More obviously, all of this, "eschew Christianity, children, and get in touch with your inner bear! It is powerful, and not the same sex as you are!" is pure New Age rubbish, which in turns owes a lot to the neo-paganism our jackbooted friends did so much to popularize and, one would have hoped, though vainly, discredit. Thus here is my larger point. The anti-modern, anti-religious, and anti-American fervor coming out of Europe these days, very much including the UK (and some culturally advanced spots in the US), is not what a lot of people seem to think it is. The Pullman books I view as rather typical. I think the standard view is to see anti-Judeo-Christianity as an aggressive secularism, that just doesn't want religion shoved down throats of good little atheist children who just want to learn evolution and get into a good university and go on to work in a big corporation someday. If only it were so. People have this Whiggish idea that first there was barbarian darkness, then Christianity, which was OK in its ways for civilizing things somewhat, but now it is time to move onward and upward already to a new, cleaner, more hygienic and more rational world, where bad old superstitions are respectfully laid to rest.

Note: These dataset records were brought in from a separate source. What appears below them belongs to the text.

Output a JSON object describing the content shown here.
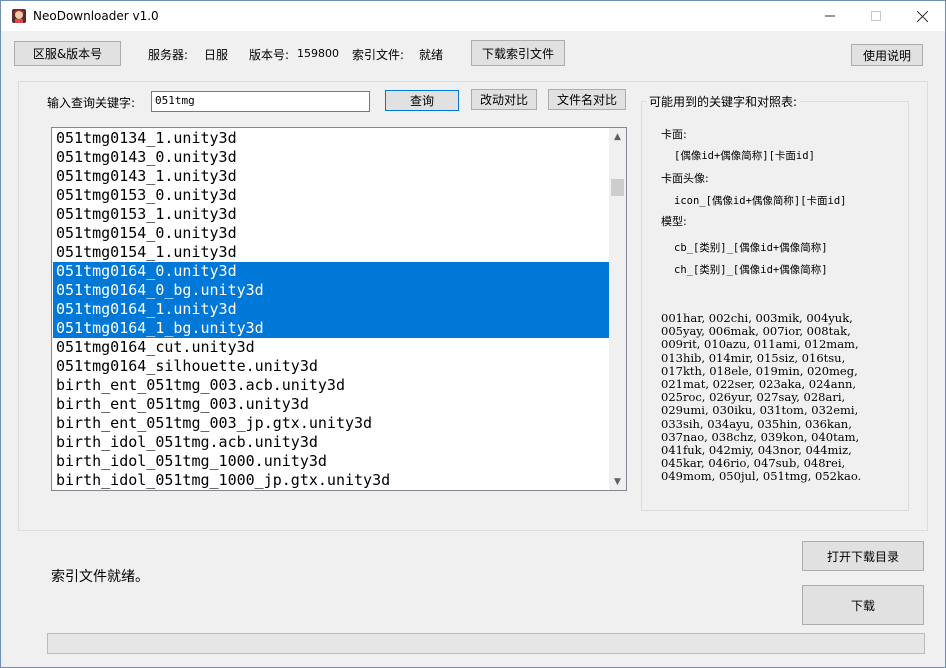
{
  "window": {
    "title": "NeoDownloader v1.0"
  },
  "toolbar": {
    "region_button": "区服&版本号",
    "server_label": "服务器:",
    "server_value": "日服",
    "version_label": "版本号:",
    "version_value": "159800",
    "index_label": "索引文件:",
    "index_value": "就绪",
    "download_index_button": "下载索引文件",
    "help_button": "使用说明"
  },
  "search": {
    "label": "输入查询关键字:",
    "value": "051tmg",
    "query_button": "查询",
    "diff_button": "改动对比",
    "filename_diff_button": "文件名对比"
  },
  "file_list": {
    "items": [
      {
        "name": "051tmg0134_1.unity3d",
        "selected": false
      },
      {
        "name": "051tmg0143_0.unity3d",
        "selected": false
      },
      {
        "name": "051tmg0143_1.unity3d",
        "selected": false
      },
      {
        "name": "051tmg0153_0.unity3d",
        "selected": false
      },
      {
        "name": "051tmg0153_1.unity3d",
        "selected": false
      },
      {
        "name": "051tmg0154_0.unity3d",
        "selected": false
      },
      {
        "name": "051tmg0154_1.unity3d",
        "selected": false
      },
      {
        "name": "051tmg0164_0.unity3d",
        "selected": true
      },
      {
        "name": "051tmg0164_0_bg.unity3d",
        "selected": true
      },
      {
        "name": "051tmg0164_1.unity3d",
        "selected": true
      },
      {
        "name": "051tmg0164_1_bg.unity3d",
        "selected": true
      },
      {
        "name": "051tmg0164_cut.unity3d",
        "selected": false
      },
      {
        "name": "051tmg0164_silhouette.unity3d",
        "selected": false
      },
      {
        "name": "birth_ent_051tmg_003.acb.unity3d",
        "selected": false
      },
      {
        "name": "birth_ent_051tmg_003.unity3d",
        "selected": false
      },
      {
        "name": "birth_ent_051tmg_003_jp.gtx.unity3d",
        "selected": false
      },
      {
        "name": "birth_idol_051tmg.acb.unity3d",
        "selected": false
      },
      {
        "name": "birth_idol_051tmg_1000.unity3d",
        "selected": false
      },
      {
        "name": "birth_idol_051tmg_1000_jp.gtx.unity3d",
        "selected": false
      }
    ],
    "scroll_up": "▲",
    "scroll_down": "▼"
  },
  "keywords": {
    "title": "可能用到的关键字和对照表:",
    "card_label": "卡面:",
    "card_pattern": "[偶像id+偶像简称][卡面id]",
    "avatar_label": "卡面头像:",
    "avatar_pattern": "icon_[偶像id+偶像简称][卡面id]",
    "model_label": "模型:",
    "model_pattern_1": "cb_[类别]_[偶像id+偶像简称]",
    "model_pattern_2": "ch_[类别]_[偶像id+偶像简称]",
    "idol_codes": [
      "001har, 002chi, 003mik, 004yuk,",
      "005yay, 006mak, 007ior, 008tak,",
      "009rit, 010azu, 011ami, 012mam,",
      "013hib, 014mir, 015siz, 016tsu,",
      "017kth, 018ele, 019min, 020meg,",
      "021mat, 022ser, 023aka, 024ann,",
      "025roc, 026yur, 027say, 028ari,",
      "029umi, 030iku, 031tom, 032emi,",
      "033sih, 034ayu, 035hin, 036kan,",
      "037nao, 038chz, 039kon, 040tam,",
      "041fuk, 042miy, 043nor, 044miz,",
      "045kar, 046rio, 047sub, 048rei,",
      "049mom, 050jul, 051tmg, 052kao."
    ]
  },
  "bottom": {
    "status": "索引文件就绪。",
    "open_folder_button": "打开下载目录",
    "download_button": "下载",
    "progress": 0
  },
  "colors": {
    "selection": "#0078d7",
    "window_bg": "#f0f0f0",
    "button_bg": "#e1e1e1"
  }
}
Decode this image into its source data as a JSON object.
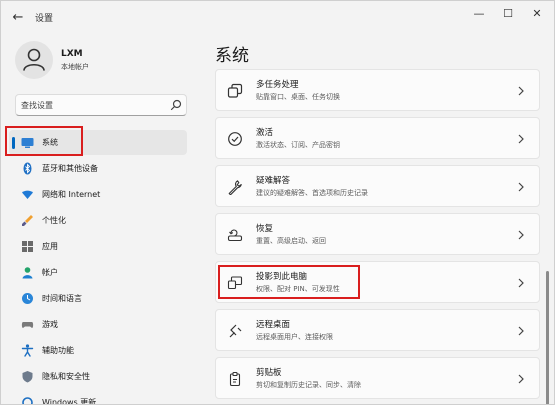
{
  "window": {
    "back_glyph": "←",
    "title": "设置",
    "minimize_glyph": "—",
    "maximize_glyph": "☐",
    "close_glyph": "✕"
  },
  "account": {
    "name": "LXM",
    "type": "本地帐户"
  },
  "search": {
    "placeholder": "查找设置"
  },
  "sidebar": {
    "items": [
      {
        "label": "系统",
        "icon": "monitor-icon",
        "active": true
      },
      {
        "label": "蓝牙和其他设备",
        "icon": "bluetooth-icon"
      },
      {
        "label": "网络和 Internet",
        "icon": "wifi-icon"
      },
      {
        "label": "个性化",
        "icon": "brush-icon"
      },
      {
        "label": "应用",
        "icon": "apps-icon"
      },
      {
        "label": "帐户",
        "icon": "person-icon"
      },
      {
        "label": "时间和语言",
        "icon": "globe-clock-icon"
      },
      {
        "label": "游戏",
        "icon": "game-icon"
      },
      {
        "label": "辅助功能",
        "icon": "accessibility-icon"
      },
      {
        "label": "隐私和安全性",
        "icon": "shield-icon"
      },
      {
        "label": "Windows 更新",
        "icon": "update-icon"
      }
    ]
  },
  "main": {
    "title": "系统",
    "cards": [
      {
        "title": "多任务处理",
        "subtitle": "贴靠窗口、桌面、任务切换",
        "icon": "multitask-icon"
      },
      {
        "title": "激活",
        "subtitle": "激活状态、订阅、产品密钥",
        "icon": "activation-icon"
      },
      {
        "title": "疑难解答",
        "subtitle": "建议的疑难解答、首选项和历史记录",
        "icon": "wrench-icon"
      },
      {
        "title": "恢复",
        "subtitle": "重置、高级启动、返回",
        "icon": "recovery-icon"
      },
      {
        "title": "投影到此电脑",
        "subtitle": "权限、配对 PIN、可发现性",
        "icon": "projection-icon"
      },
      {
        "title": "远程桌面",
        "subtitle": "远程桌面用户、连接权限",
        "icon": "remote-desktop-icon"
      },
      {
        "title": "剪贴板",
        "subtitle": "剪切和复制历史记录、同步、清除",
        "icon": "clipboard-icon"
      }
    ]
  },
  "colors": {
    "accent": "#0067c0",
    "highlight": "#d91e1e"
  }
}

If only history were so orderly and kind. Unfortunately, the daemons won't stay in their cesspool. People, or Europeans anyway, keep wanting to shed their clothes and run through the trees. St. Boniface chopped down Thor's oak tree, but there seem to have been acorns everywhere. The thought here is like Chesterton's, that when people stop believing in God, they don't believe in nothing; they believe in anything. But "anything" seems to be what sprouts up from what has been laid down, decade after century, on the smelly, and actively decaying floor of bad old Europe. I mean really, if you have a weakness for this sort of thing, why not just take the little guys camping, and lose the neo-pagan mythos brainwashing? Just a suggestion. Nothing like camping to sell you on the virtues of modernity.
No, I am not saying that if your kids go to see the lovely Ms. Kidman (definitely a draw in my case) in the Golden Compass, they will come home to start doing weird science experiments in your basement and start saying that the Christian god should be killed. Kids are smarter than that, for one thing. Most of them. On the other hand, you do not have to be the crazed, rosary clutching Catholic fanatic of Hollywood's paranoid imagination to think there is something, in fact several things, pretty darn creepy not far below the surface of Mr. Pullman's oeuvre. My hope is that the movie will bomb, and Hollywood will have to go back to less alluring efforts to corrupt the young.